The school apologized to Duke University and its student-athletes involved in the game.
“To say that we are extremely disheartened by the actions of a small number of fans in last night’s volleyball match … is not strong enough language,” the statement said. “Specifically, the use of racial slurs at any of our sporting events is absolutely unacceptable and BYU Athletics maintains a zero-tolerance approach to this behavior,” the statement said.
“We want BYU sporting events to provide a safe environment for everyone, and there is no place for such behaviors on our venues,” the statement concluded.
Richardson on Sunday addressed the incident on Twitter, calling out game officials for failing to stop the harassment. The post was shared by Duke volleyball’s social media page.
“My fellow African-American teammates and I were targeted and racially heckled throughout the match. The insults and comments escalated into threats that made us feel unsafe,” she wrote.
“Both the officials and the BYU coaching staff were aware of the incident during the game, but did not take the necessary steps to stop the unacceptable behavior and create a safe environment,” she continued. “… No athlete, regardless of their race should ever be subject to such hostile conditions.”
“It is not my or Duke Volleyball’s goal to call out BYU athletics, but rather to call them out,” Richardson wrote. “This is not the first time this has happened in college athletics and unfortunately it probably won’t be the last time.
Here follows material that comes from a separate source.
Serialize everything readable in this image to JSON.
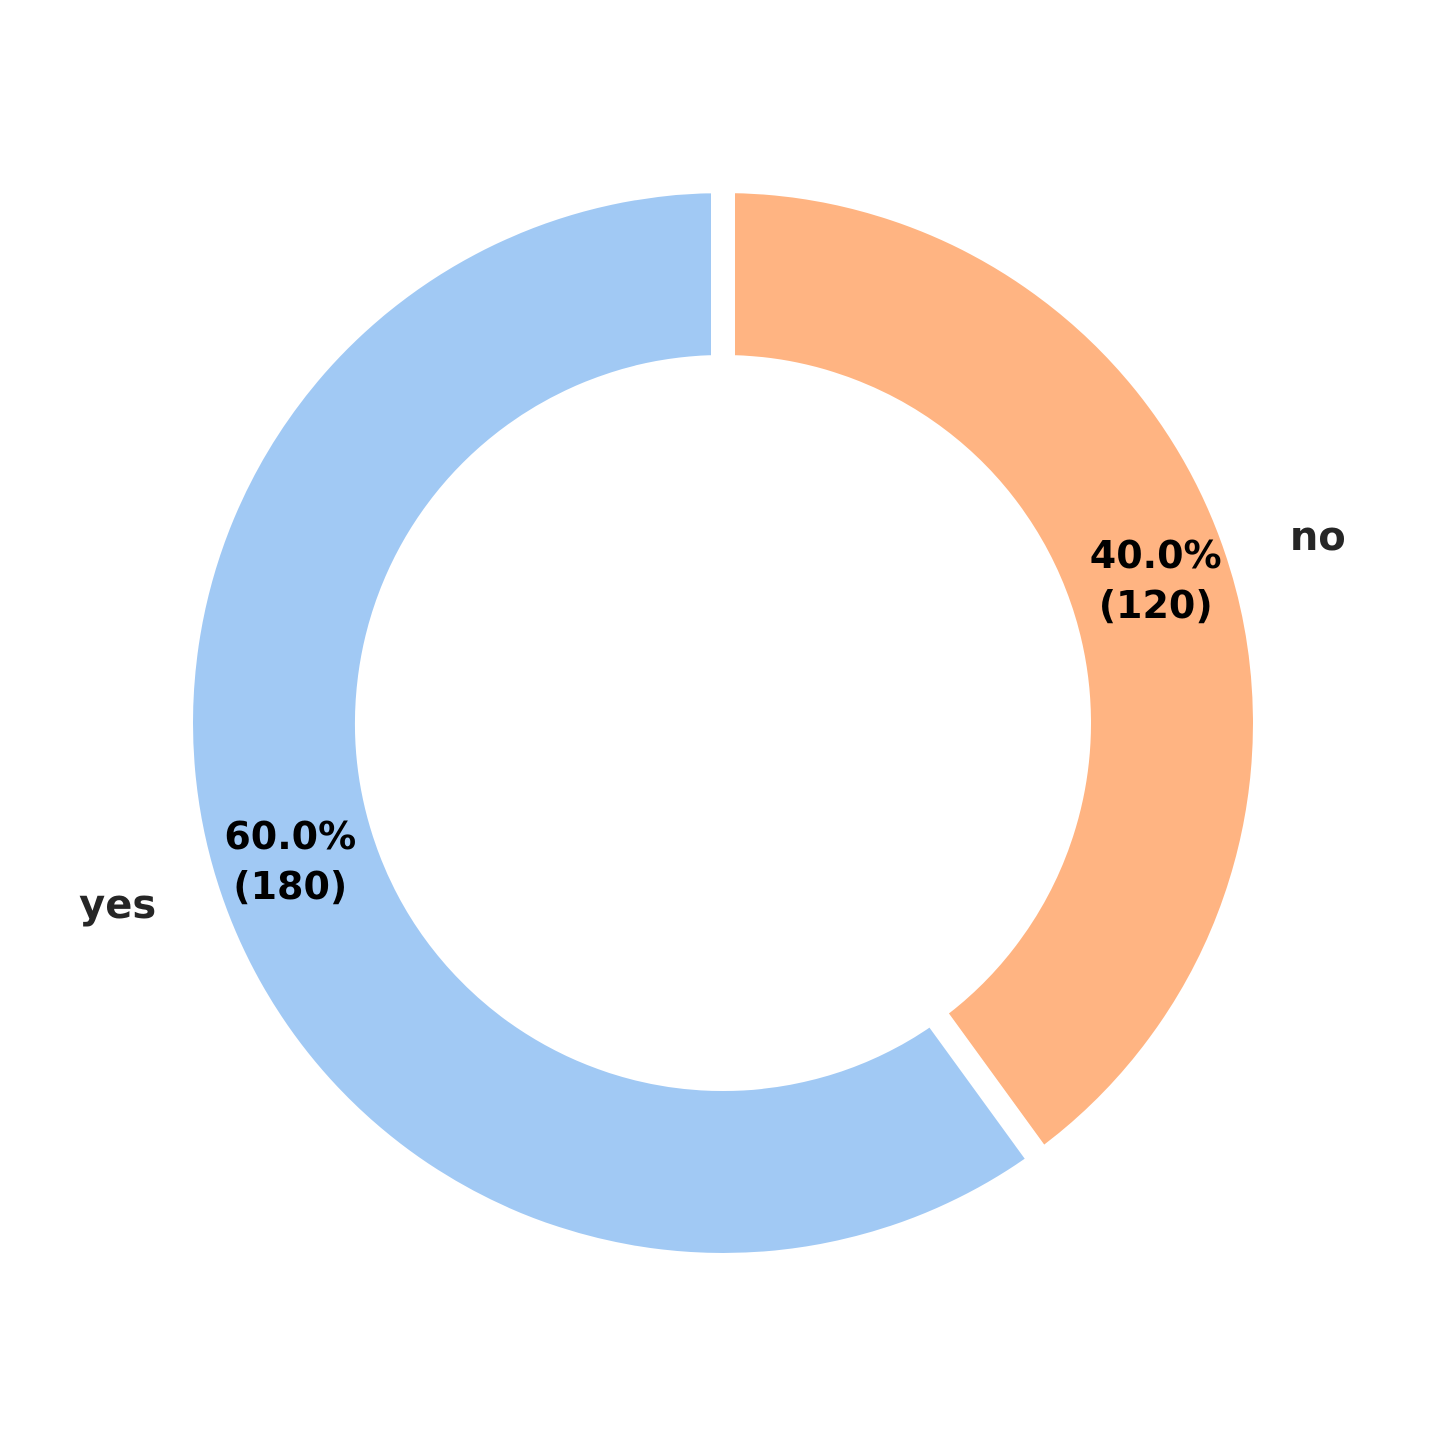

However, every time it happens, we as student-athletes, coaches, fans and administrators have an opportunity to educate those who act in hateful ways .”
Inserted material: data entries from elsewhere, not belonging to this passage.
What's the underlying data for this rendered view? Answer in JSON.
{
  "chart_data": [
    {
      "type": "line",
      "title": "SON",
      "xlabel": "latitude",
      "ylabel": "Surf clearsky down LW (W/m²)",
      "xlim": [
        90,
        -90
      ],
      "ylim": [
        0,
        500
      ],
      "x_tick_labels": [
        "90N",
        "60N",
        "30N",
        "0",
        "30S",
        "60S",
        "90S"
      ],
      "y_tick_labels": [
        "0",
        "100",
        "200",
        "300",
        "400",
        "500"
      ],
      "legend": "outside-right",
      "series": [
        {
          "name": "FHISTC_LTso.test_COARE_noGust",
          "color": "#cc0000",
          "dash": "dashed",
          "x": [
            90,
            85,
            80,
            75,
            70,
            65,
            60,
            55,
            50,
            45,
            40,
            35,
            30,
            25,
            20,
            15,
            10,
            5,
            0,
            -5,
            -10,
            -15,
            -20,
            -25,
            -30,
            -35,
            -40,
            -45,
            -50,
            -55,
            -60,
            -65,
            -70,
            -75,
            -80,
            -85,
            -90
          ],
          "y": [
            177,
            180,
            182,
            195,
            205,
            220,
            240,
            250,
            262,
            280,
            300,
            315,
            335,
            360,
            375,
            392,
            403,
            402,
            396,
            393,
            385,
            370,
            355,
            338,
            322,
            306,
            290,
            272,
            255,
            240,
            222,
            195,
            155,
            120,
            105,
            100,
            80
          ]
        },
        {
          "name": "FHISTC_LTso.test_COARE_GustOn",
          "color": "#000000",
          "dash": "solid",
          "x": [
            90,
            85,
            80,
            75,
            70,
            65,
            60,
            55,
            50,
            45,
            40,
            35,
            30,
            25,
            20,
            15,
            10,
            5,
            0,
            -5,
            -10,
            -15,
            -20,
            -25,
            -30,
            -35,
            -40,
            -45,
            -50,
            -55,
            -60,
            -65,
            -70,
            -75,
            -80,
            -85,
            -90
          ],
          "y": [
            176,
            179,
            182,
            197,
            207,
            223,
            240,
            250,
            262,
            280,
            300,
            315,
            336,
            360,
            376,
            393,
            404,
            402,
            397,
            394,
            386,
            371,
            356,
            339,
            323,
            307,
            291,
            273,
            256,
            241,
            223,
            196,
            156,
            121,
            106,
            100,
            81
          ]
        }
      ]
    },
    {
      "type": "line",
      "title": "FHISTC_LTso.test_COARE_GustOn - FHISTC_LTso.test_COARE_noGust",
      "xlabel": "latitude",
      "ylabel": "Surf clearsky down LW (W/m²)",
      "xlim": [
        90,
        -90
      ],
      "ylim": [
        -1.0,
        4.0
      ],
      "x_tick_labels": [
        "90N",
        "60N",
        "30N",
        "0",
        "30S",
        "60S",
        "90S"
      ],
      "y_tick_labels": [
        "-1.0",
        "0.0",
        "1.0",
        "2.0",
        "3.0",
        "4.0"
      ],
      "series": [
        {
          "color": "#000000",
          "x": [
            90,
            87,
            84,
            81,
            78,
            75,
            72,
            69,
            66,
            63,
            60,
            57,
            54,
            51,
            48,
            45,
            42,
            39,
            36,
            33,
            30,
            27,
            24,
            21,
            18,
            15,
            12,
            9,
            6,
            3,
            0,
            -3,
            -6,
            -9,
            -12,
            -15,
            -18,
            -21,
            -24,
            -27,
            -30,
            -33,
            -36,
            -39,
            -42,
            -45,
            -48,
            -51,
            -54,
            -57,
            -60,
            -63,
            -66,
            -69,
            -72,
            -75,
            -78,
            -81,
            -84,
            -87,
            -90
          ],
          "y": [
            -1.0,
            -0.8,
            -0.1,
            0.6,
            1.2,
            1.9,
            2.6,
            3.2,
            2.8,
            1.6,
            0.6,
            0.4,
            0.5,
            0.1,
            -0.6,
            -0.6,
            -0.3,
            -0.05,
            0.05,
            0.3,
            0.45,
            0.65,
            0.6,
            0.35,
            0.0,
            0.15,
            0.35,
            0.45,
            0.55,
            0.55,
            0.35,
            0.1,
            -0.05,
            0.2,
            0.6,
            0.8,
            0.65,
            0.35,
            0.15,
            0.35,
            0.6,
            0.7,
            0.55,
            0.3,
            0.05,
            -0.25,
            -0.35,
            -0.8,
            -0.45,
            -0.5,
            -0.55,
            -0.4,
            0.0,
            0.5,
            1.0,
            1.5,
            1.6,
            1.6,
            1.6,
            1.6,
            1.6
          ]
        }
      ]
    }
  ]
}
Following Friday’s incident, Duke’s Saturday game scheduled at the same BYU fieldhouse was moved to another location.
“Following extremely unfortunate circumstances at Friday night’s game at BYU, we are forced to move today’s game against Rider to a different location to provide both teams with the safest atmosphere for competition,” said Duke Vice President and Director of Athletics Nina King.
She added that she has been in contact with the student-athletes “who have been deeply affected” and will “continue to support them in any way possible.”
The Rider University women’s volleyball team shared a message of support for Richardson before their Saturday game, writing her jersey number on their wrists.
At the start of Saturday’s game, BYU athletic director Tom Holmoe addressed fans in attendance, condemning the “vulgar and hurtful slurs” said at the previous game.
“I want you to know that this morning I visited the young athlete on the Duke team and her coach. If you had met her, you would have loved her. But you don’t know her, and so you don’t feel that way,” he said.
“We were very short. We didn’t live up to our best,” he said.
He urged BYU fans to “have the courage to take a stand” and take care of guests invited to play there.
Speaking to Cougar fans he said, “Cheer them as loud as you can, but don’t cross the line where you would hurt or harm anybody in any way.”